Abstract
Learning and memory are influenced by the temporal pattern of training stimuli. The mechanisms that determine the effectiveness of a particular training protocol are not well understood, however. The hypothesis that the efficacy of a protocol is determined, in part, by interactions among biochemical cascades that underlie learning and memory was examined. Previous studies suggest that the PKA and ERK cascades are necessary to induce long-term synaptic facilitation (LTF) in Aplysia, a neuronal correlate of memory. A computational model of the PKA and ERK cascades was developed, and used the model to identify a novel training protocol that maximized PKA/ERK interactions. In vitro studies confirmed that the protocol enhanced LTF. Moreover, the protocol enhanced levels of phosphorylation of the transcription factor CREB1. Behavioral training confirmed that long-term memory also was enhanced by the protocol. These results illustrate the feasibility of using computational models to design training protocols that improve memory.

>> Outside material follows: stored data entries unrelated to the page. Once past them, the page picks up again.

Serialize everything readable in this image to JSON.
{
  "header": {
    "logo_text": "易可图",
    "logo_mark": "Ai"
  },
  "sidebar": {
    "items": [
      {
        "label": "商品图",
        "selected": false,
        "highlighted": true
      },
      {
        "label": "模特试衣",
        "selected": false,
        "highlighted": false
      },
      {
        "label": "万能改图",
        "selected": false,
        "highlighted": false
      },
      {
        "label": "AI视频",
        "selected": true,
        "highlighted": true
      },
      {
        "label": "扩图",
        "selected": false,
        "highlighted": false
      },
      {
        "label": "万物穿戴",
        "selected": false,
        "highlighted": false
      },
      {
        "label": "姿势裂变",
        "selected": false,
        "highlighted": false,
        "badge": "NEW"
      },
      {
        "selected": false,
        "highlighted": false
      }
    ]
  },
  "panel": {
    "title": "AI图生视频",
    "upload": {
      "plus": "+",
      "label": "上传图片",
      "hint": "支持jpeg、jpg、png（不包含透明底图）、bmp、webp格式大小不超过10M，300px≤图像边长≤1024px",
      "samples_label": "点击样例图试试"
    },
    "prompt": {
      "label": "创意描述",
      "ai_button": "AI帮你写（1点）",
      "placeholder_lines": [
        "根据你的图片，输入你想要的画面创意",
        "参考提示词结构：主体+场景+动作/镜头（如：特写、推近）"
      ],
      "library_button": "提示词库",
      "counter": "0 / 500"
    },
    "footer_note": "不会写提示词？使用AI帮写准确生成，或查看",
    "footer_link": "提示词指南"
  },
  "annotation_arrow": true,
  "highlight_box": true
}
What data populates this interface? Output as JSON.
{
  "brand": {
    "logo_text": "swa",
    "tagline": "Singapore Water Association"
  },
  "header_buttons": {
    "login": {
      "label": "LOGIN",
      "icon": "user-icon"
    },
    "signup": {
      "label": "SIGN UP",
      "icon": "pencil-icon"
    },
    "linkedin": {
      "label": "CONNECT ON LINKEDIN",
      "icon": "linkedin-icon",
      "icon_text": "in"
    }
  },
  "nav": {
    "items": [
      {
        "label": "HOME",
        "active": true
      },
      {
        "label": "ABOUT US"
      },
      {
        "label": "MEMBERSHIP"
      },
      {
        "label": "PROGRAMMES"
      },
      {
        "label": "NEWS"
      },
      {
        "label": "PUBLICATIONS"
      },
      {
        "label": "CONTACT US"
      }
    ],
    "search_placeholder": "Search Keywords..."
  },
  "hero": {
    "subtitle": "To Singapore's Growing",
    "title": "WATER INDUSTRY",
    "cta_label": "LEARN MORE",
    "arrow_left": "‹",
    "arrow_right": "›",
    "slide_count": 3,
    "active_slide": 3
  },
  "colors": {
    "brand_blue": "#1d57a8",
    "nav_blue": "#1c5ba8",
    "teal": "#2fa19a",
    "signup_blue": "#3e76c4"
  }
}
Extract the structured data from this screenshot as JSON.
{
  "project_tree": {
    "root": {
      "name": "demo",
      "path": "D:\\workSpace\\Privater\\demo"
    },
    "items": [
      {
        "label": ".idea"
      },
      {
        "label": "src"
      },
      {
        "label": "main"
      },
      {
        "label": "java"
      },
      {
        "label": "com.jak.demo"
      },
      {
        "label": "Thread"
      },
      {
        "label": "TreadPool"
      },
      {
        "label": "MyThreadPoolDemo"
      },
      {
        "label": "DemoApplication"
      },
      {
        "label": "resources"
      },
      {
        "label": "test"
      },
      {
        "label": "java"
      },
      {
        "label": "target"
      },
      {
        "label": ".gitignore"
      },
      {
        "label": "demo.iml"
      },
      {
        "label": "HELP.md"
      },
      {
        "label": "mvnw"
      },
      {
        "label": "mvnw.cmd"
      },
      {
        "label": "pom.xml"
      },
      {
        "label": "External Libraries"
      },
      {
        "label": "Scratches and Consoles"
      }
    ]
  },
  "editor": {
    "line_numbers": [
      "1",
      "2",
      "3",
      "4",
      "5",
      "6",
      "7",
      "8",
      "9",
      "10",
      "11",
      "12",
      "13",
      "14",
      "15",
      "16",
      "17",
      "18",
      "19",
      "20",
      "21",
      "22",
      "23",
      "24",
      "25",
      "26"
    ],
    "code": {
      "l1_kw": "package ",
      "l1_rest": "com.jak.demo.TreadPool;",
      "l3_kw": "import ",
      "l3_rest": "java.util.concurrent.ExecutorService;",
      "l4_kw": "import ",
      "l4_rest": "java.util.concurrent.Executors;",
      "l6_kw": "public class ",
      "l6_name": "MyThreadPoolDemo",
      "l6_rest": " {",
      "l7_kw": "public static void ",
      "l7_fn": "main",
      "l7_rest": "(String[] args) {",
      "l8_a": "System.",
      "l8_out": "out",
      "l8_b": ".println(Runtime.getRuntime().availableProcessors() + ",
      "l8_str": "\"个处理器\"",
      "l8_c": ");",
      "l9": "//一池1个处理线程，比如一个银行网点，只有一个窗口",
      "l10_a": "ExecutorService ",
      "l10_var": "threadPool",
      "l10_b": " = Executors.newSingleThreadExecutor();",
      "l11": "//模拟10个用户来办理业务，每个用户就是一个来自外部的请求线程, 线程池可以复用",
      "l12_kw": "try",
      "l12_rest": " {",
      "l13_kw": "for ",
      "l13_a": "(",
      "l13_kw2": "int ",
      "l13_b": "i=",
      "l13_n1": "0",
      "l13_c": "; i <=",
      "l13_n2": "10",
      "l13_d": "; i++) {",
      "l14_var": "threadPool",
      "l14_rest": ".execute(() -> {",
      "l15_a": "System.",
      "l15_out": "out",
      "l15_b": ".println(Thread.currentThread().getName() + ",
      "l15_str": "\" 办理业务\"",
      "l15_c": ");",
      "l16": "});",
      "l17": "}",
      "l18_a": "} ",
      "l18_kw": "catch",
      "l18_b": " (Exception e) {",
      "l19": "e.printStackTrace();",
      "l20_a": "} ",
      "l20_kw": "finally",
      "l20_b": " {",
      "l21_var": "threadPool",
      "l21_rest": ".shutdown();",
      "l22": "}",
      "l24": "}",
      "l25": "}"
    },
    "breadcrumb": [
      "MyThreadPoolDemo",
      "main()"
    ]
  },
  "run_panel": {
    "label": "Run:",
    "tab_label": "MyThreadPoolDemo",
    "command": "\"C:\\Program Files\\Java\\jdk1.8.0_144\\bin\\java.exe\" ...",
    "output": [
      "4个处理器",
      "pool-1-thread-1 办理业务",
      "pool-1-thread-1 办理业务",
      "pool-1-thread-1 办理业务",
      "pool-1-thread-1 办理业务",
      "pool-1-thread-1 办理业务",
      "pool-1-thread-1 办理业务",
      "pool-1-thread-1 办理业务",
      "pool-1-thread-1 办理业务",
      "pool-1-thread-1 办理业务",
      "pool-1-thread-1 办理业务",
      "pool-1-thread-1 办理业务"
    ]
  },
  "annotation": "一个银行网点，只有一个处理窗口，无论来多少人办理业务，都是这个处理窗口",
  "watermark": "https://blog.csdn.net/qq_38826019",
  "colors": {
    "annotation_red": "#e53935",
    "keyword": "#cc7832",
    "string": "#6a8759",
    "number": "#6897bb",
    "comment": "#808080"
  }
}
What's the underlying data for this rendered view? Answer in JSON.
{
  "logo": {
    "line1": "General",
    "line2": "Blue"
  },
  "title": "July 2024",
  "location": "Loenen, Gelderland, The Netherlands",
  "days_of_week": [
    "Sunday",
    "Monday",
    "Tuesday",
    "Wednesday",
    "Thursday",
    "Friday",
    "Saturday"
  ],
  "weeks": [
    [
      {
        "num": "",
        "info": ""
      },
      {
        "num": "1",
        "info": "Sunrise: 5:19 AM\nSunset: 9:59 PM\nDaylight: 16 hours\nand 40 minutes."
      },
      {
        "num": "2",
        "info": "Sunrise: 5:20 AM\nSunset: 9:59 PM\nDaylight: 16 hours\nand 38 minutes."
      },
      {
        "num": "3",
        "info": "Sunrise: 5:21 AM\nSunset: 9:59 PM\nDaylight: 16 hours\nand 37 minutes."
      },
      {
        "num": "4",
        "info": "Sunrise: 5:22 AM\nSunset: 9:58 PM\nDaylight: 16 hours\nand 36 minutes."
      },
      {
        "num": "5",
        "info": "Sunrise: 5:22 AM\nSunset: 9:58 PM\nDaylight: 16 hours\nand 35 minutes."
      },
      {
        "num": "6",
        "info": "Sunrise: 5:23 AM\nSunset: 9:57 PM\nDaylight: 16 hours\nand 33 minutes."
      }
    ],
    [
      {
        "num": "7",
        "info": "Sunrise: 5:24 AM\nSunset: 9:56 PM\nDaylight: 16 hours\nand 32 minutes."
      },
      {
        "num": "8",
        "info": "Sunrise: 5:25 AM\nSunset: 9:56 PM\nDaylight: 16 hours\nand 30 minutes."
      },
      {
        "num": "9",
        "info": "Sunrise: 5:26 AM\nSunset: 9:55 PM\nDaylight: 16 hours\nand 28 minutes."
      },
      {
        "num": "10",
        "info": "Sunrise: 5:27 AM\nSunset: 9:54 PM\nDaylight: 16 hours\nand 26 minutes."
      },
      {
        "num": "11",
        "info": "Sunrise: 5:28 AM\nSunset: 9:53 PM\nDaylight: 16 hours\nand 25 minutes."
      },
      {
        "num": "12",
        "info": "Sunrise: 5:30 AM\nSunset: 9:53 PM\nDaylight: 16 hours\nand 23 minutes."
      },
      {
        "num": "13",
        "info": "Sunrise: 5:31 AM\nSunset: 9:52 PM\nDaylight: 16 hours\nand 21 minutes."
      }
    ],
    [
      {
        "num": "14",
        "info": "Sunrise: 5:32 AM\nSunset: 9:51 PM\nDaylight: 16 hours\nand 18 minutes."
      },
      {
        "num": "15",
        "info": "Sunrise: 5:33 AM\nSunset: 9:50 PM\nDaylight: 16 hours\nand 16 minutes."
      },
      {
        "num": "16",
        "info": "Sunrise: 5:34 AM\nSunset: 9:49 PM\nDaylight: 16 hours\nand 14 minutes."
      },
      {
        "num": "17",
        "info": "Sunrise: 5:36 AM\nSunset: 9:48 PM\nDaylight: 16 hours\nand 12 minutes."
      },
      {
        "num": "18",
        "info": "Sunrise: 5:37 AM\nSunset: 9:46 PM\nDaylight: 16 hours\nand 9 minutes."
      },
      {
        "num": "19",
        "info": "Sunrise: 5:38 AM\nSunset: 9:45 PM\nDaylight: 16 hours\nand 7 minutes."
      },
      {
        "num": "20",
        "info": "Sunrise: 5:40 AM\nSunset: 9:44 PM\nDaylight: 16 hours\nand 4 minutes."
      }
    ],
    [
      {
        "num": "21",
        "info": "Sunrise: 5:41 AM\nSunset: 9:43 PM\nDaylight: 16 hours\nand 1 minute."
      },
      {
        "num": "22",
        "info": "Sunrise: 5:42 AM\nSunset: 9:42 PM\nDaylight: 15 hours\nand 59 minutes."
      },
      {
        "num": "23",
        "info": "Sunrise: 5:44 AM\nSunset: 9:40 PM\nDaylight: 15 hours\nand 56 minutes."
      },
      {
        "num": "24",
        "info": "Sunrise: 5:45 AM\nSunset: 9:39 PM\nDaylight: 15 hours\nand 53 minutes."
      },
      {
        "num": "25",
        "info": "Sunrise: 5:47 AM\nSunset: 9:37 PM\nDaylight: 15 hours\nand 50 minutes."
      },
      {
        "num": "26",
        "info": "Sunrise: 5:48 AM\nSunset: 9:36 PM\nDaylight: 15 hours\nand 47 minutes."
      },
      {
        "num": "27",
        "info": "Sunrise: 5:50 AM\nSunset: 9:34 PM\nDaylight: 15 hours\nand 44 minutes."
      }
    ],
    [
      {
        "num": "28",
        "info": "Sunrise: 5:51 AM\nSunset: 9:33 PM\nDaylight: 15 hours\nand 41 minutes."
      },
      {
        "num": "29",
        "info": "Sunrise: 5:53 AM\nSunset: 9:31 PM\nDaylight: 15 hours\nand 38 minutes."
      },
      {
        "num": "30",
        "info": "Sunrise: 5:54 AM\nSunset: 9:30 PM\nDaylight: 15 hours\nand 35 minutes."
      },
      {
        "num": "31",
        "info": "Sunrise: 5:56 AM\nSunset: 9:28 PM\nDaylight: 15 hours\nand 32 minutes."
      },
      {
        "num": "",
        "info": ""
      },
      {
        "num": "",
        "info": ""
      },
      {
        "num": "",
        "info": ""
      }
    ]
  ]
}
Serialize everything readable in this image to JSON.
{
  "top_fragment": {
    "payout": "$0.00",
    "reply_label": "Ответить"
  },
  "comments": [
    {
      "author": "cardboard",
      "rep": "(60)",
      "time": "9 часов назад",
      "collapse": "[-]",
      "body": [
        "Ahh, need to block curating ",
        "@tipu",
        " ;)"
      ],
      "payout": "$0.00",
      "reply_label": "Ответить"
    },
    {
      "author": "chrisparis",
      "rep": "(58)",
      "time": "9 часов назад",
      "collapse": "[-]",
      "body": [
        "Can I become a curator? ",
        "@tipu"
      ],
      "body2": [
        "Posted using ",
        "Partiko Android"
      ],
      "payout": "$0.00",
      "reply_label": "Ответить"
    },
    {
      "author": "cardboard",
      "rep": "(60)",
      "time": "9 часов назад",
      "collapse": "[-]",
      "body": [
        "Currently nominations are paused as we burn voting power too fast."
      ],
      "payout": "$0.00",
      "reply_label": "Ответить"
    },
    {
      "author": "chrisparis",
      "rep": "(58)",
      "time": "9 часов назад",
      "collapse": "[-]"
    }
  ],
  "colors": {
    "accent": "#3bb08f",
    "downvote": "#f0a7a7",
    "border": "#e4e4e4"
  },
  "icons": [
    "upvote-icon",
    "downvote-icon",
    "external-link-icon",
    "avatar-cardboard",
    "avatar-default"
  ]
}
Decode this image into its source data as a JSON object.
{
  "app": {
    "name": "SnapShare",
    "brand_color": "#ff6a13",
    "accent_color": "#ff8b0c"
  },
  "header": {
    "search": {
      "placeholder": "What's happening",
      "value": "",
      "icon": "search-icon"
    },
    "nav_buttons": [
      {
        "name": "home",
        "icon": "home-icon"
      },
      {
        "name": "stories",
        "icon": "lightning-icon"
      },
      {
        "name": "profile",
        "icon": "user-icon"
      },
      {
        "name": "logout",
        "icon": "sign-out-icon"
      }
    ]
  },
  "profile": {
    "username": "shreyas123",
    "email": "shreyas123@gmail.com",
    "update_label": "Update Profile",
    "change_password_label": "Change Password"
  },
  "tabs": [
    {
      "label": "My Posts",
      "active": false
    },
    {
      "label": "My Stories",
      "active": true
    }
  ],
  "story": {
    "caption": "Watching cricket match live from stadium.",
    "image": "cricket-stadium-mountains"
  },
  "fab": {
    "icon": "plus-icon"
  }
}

In the field of experimental psychology, virtually all learning paradigms used in animal and human studies were developed on an ad hoc, trial-and-error basis. For example, multiple training trials spaced over time are generally more effective in producing long-term memory (LTM) than are multiple trials massed together1. However, it is not known why one procedure is better than another, nor is the optimal spacing of trials known a priori. In principle, one way to enhance learning and memory is to design training protocols that are synchronized or in phase with the dynamics of biochemical cascades underlying the induction of LTM2,3. However, this task is challenging because of nonlinear interactions and multiple time scales within these cascades. One way of overcoming this challenge is to develop computational models of these nonlinear interactions and use the models to predict training protocols that maximize LTM.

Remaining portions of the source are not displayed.